1MAUDE refers to the FDA’s Manufacturer and User Facility Device Experience database whose data describe reports of adverse events involving medical devices.
2This processor’s reported use notwithstanding, no reports were identified in the FDA’s MAUDE database discussing its use by Methodist Hospital at the time of this bacterial outbreak, in 2009. Describing a different outbreak, however, a MAUDE report, dated 2010, associates five P. aeruginosa infections with the use of this same processor (which uses a hydrogen peroxide gas plasma) to sterilize arthroscopes [8].
3Voyles et al. (1997) also reported that exposure of the sealed cannula to steam sterilization for 7 minutes destroyed high numbers of Geobacillus stearothermophilus spores (contained within a biological indicator), although an exposure time of only 3 minutes was required to destroy these heat-resistant spores when the cannula was not sealed and one of its ports remained open [20].
4The inadvertent omission of a reprocessing step is not unprecedented. A practice associated with a self-evident risk of infection, reports document the cleaning, but not high-level disinfection or sterilization, of medical instruments prior to their clinical use [31]. Also, Tosh et al. (2011) report that Methodist Hospital’s sterilizer logs, at least those associated with the hydrogen peroxide gas plasma processor, were deficient, namely, documentation of the use of biological and chemical indicators during the time of its outbreak was incomplete, which prevented investigators from confirming that the sterilization process was properly functioning and that each load, pack or set of arthroscopic equipment had indeed been exposed to the sterilization process [1].
5An example would be, Tosh et al.’s (2011) finding that none of the cultured samples collected from the implicated shaver handpieces and inflow/outflow cannulae grew the outbreak’s strain of P. aeruginosa [1].
6Tosh et al.’s (2011) report states: “The manufacturer-recommended procedure for arthroscope reprocessing included gross decontamination with submersion in enzymatic solution for 10 - 15 minutes before low-temperature sterilization [1].”
7Tosh et al.’s (2011) report states: “The arthroscope-cleaning procedure at (Methodist Hospital) involved wiping down the instrument following a brief submersion of the instrument in enzymatic solution before highlevel disinfection [1].”
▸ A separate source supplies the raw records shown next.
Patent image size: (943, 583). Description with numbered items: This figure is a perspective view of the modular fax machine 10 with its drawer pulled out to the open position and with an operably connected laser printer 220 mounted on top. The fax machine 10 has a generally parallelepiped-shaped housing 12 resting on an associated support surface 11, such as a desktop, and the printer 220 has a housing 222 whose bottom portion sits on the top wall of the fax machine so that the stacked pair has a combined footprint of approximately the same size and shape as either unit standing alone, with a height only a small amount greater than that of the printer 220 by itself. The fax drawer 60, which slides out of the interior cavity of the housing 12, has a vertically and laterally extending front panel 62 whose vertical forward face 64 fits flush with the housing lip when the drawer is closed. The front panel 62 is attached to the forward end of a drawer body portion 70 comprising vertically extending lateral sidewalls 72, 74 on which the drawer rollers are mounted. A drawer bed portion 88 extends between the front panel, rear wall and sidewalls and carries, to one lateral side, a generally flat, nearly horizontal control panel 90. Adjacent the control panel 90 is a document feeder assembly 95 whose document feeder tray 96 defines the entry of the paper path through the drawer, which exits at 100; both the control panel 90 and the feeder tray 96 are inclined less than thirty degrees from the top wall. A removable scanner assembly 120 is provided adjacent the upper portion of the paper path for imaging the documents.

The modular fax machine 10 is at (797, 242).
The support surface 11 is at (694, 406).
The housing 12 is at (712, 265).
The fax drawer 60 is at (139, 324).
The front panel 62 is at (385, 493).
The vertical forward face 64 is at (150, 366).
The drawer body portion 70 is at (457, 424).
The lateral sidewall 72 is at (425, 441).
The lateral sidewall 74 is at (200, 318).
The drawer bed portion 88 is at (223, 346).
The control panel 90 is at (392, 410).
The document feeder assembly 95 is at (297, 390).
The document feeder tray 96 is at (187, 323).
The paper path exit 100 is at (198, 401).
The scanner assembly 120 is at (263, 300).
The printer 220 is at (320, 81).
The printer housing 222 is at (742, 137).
8No reports were identified during this review that would suggest that an automated device labeled to achieve “liquid chemical sterilization [9],” but considered by some healthcare facilities to achieve high-level disinfection, was used by Methodist Hospital to process any of its arthroscopic instrumentation at the time of its outbreak (although it seems plausible that this hospital might have used this specific device, in 2009, to process at least some surgical instruments).
9Tosh et al. (2011) state that due to “suboptimal water-sampling techniques,” contamination of Methodist Hospital’s tap water with Pseudomonas was “likely underestimated [1].”
10Whereas steam sterilization is associated with a SAL of 10−6, processes that achieve low-temperature sterilization are less reliable, especially for processing complex instruments soiled with organic debris, and may be associated with a greater likelihood of failure (e.g., a SAL of 10−3) [33,34].
11The individual arthroscopic instruments were not tracked at the time of this hospital’s outbreak [1], and, therefore, the number of times each might have been used and reprocessed during this time would not likely have been known.